Subject: RE: resume fondling -- am I being too picky?
From: "Wright, Lynne" <lwright -at- positron911 -dot- com>
To: "TECHWR-L" <techwr-l -at- lists -dot- techwr-l -dot- com>
Date: Fri, 29 Apr 2005 13:41:44 -0400


By definition, tech writers should be able to write clearly and concisely; be thorough, consistent, and pay attention to details in terms of content and document formatting; and know how to do basic stuff like make pdfs...

So why would you consider the things you described as "harmless". I won't even bother interviewing somebody who's resume is sloppy and contains assaults upon the basic principles of tech writing, such as run-on sentences. ie. most of those "picky" things are actually proof that they don't meet the basic job requirements.
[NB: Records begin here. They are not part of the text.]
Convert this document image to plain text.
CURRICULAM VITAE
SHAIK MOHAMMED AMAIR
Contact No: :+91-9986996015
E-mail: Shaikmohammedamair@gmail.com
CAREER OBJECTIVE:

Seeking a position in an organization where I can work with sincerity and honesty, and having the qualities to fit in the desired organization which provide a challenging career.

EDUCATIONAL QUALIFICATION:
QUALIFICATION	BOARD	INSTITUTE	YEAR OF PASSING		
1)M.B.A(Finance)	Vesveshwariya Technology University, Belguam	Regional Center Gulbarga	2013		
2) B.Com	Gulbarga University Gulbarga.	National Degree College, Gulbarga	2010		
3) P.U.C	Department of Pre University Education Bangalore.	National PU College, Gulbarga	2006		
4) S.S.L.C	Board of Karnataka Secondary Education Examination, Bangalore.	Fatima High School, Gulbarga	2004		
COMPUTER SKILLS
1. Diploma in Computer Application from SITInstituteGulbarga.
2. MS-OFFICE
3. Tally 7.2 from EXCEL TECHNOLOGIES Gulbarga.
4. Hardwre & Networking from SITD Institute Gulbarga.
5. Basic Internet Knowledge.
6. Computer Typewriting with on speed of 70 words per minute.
I mean, if a tech writer who's competing for a job can't be bothered to polish their introduction to you to the highest level possible, what does that say about what their work will be like?
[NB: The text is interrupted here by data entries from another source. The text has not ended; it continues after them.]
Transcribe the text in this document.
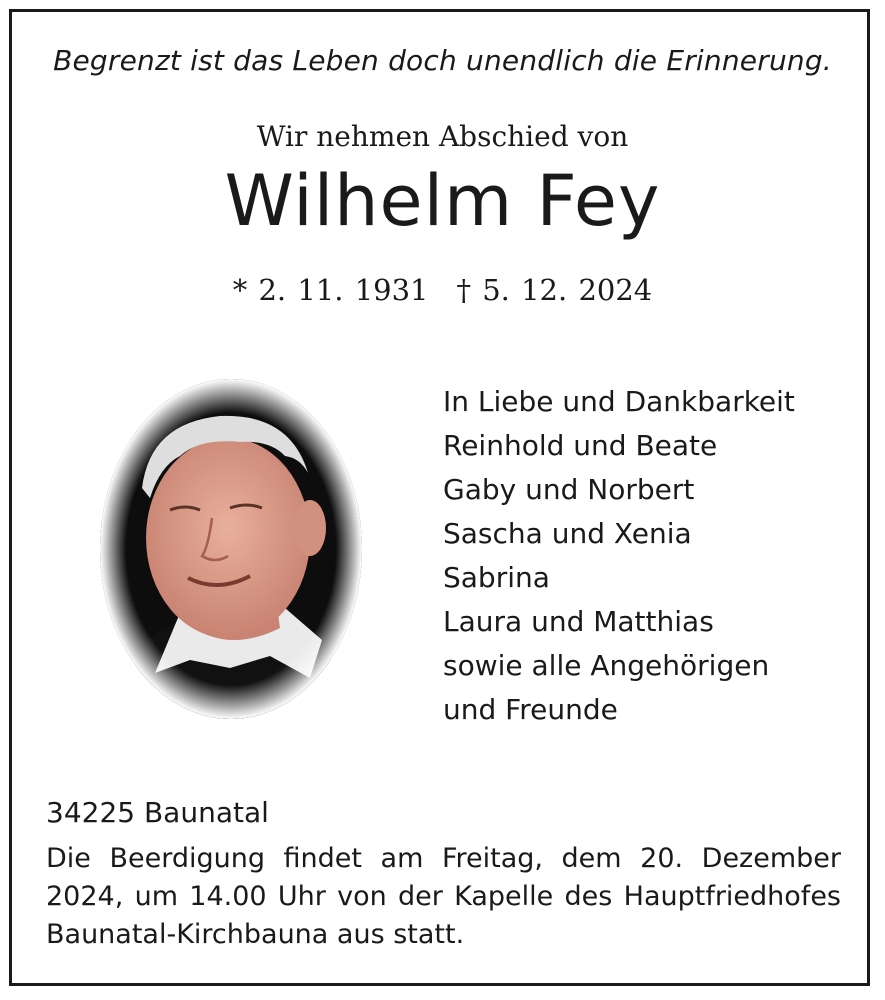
Begrenzt ist das Leben doch unendlich die Erinnerung.
Wir nehmen Abschied von
Wilhelm Fey
* 2. 11. 1931 † 5. 12. 2024
In Liebe und Dankbarkeit
Reinhold und Beate
Gaby und Norbert
Sascha und Xenia
Sabrina
Laura und Matthias
sowie alle Angehörigen
und Freunde
34225 Baunatal
Die Beerdigung findet am Freitag, dem 20. Dezember
2024, um 14.00 Uhr von der Kapelle des Hauptfriedhofes
Baunatal-Kirchbauna aus statt.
-----Original Message-----
From: bounce-techwr-l-149168 -at- lists -dot- techwr-l -dot- com
Behalf Of T.W.
Sent: Friday, April 29, 2005 1:31 PM
Subject: resume fondling -- am I being too picky?

Am seeing quite a few resumes these days--telephony technical writing,
mostly books, a little online help, using FM and WWP mostly, some
Word. We receive mostly Word docs, to which I do not object (I prefer
reviewing these to reviewing PDFs). Here are some common things I trip
over, some are mostly harmless, but I trip on them anyway. Am I being
too picky?

1) Run-on sentences, especially in the objective/summary section.
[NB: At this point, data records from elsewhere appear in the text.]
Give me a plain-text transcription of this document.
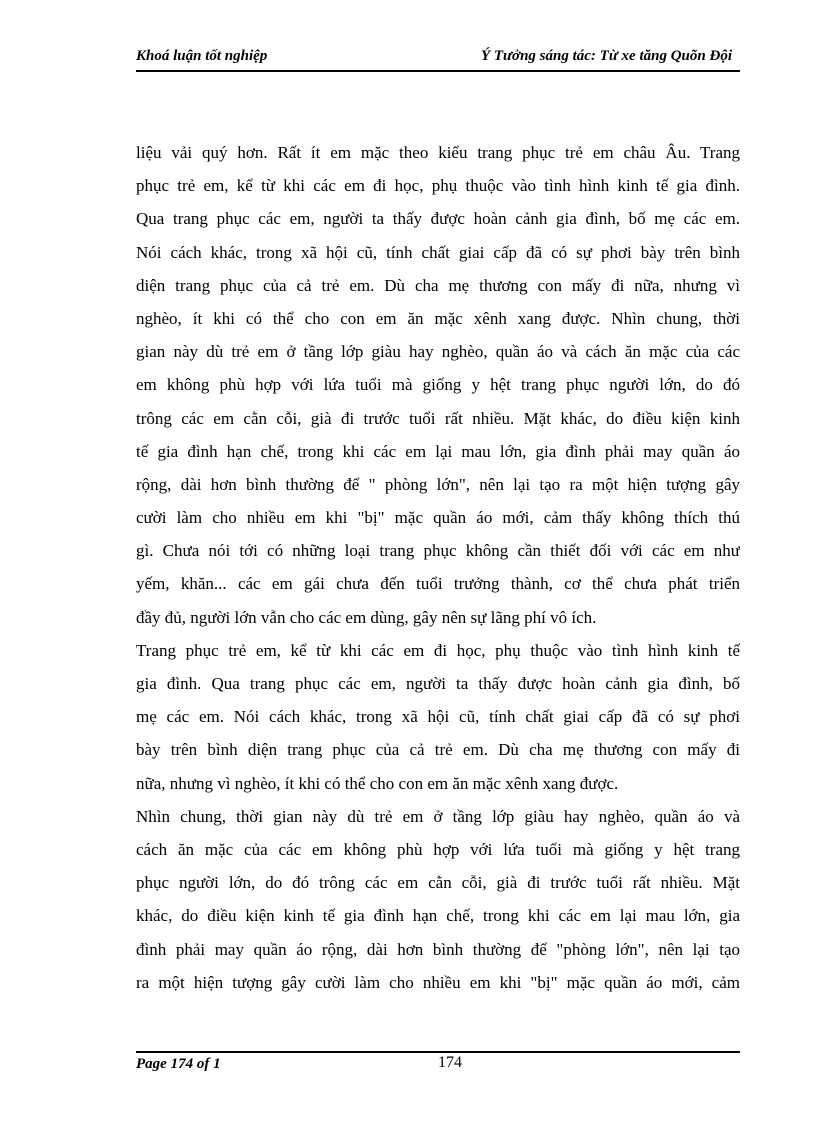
Khoá luận tốt nghiệp	Ý Tưởng sáng tác: Từ xe tăng Quõn Đội
liệu vải quý hơn. Rất ít em mặc theo kiểu trang phục trẻ em châu Âu. Trang
phục trẻ em, kể từ khi các em đi học, phụ thuộc vào tình hình kinh tế gia đình.
Qua trang phục các em, người ta thấy được hoàn cảnh gia đình, bố mẹ các em.
Nói cách khác, trong xã hội cũ, tính chất giai cấp đã có sự phơi bày trên bình
diện trang phục của cả trẻ em. Dù cha mẹ thương con mấy đi nữa, nhưng vì
nghèo, ít khi có thể cho con em ăn mặc xênh xang được. Nhìn chung, thời
gian này dù trẻ em ở tầng lớp giàu hay nghèo, quần áo và cách ăn mặc của các
em không phù hợp với lứa tuổi mà giống y hệt trang phục người lớn, do đó
trông các em cằn cỗi, già đi trước tuổi rất nhiều. Mặt khác, do điều kiện kinh
tế gia đình hạn chế, trong khi các em lại mau lớn, gia đình phải may quần áo
rộng, dài hơn bình thường để " phòng lớn", nên lại tạo ra một hiện tượng gây
cười làm cho nhiều em khi "bị" mặc quần áo mới, cảm thấy không thích thú
gì. Chưa nói tới có những loại trang phục không cần thiết đối với các em như
yếm, khăn... các em gái chưa đến tuổi trưởng thành, cơ thể chưa phát triển
đầy đủ, người lớn vẫn cho các em dùng, gây nên sự lãng phí vô ích.
Trang phục trẻ em, kể từ khi các em đi học, phụ thuộc vào tình hình kinh tế
gia đình. Qua trang phục các em, người ta thấy được hoàn cảnh gia đình, bố
mẹ các em. Nói cách khác, trong xã hội cũ, tính chất giai cấp đã có sự phơi
bày trên bình diện trang phục của cả trẻ em. Dù cha mẹ thương con mấy đi
nữa, nhưng vì nghèo, ít khi có thể cho con em ăn mặc xênh xang được.
Nhìn chung, thời gian này dù trẻ em ở tầng lớp giàu hay nghèo, quần áo và
cách ăn mặc của các em không phù hợp với lứa tuổi mà giống y hệt trang
phục người lớn, do đó trông các em cằn cỗi, già đi trước tuổi rất nhiều. Mặt
khác, do điều kiện kinh tế gia đình hạn chế, trong khi các em lại mau lớn, gia
đình phải may quần áo rộng, dài hơn bình thường để "phòng lớn", nên lại tạo
ra một hiện tượng gây cười làm cho nhiều em khi "bị" mặc quần áo mới, cảm
Page 174 of 1	174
2) Incorrect capitalization of the tools the candidate has said
they've used. For example, "Framemaker."

3) Everything tagged Normal. Or, a hodge-podge of style use. (Which is
why I prefer to receive Word files; I look at the structure of the
content in the resume and style use and evaluate the author based on
the sample.)

4) Failure to indicate which tools were used at which jobs.

5) Failure to indicate size of documentation projects at various jobs;
was it a long doc or short one? (I can infer some of this from the
tools used, PPT for example would cause me to believe the doc was
short, but I cannot infer that a user guide is either short or long.)

6) Oddly inconsistent case. For example, "I wrote User Guides and
online help"; I find it odd that User Guides and help differ in case.

7) Ambiguous employment descriptions anf an odd mix of sentences and
non-sentences in employment descriptions.

8) Poor font choice, manual kerning changes, that combined with
run-ons (1.) makes the resume hard to read.

9) Failure to embed fonts in PDFs.

10) Document properties that list an author other than the candidate.

I'll stop there. Thoughts?


Remember, this is online. Take everything with a mine of salt and a grin.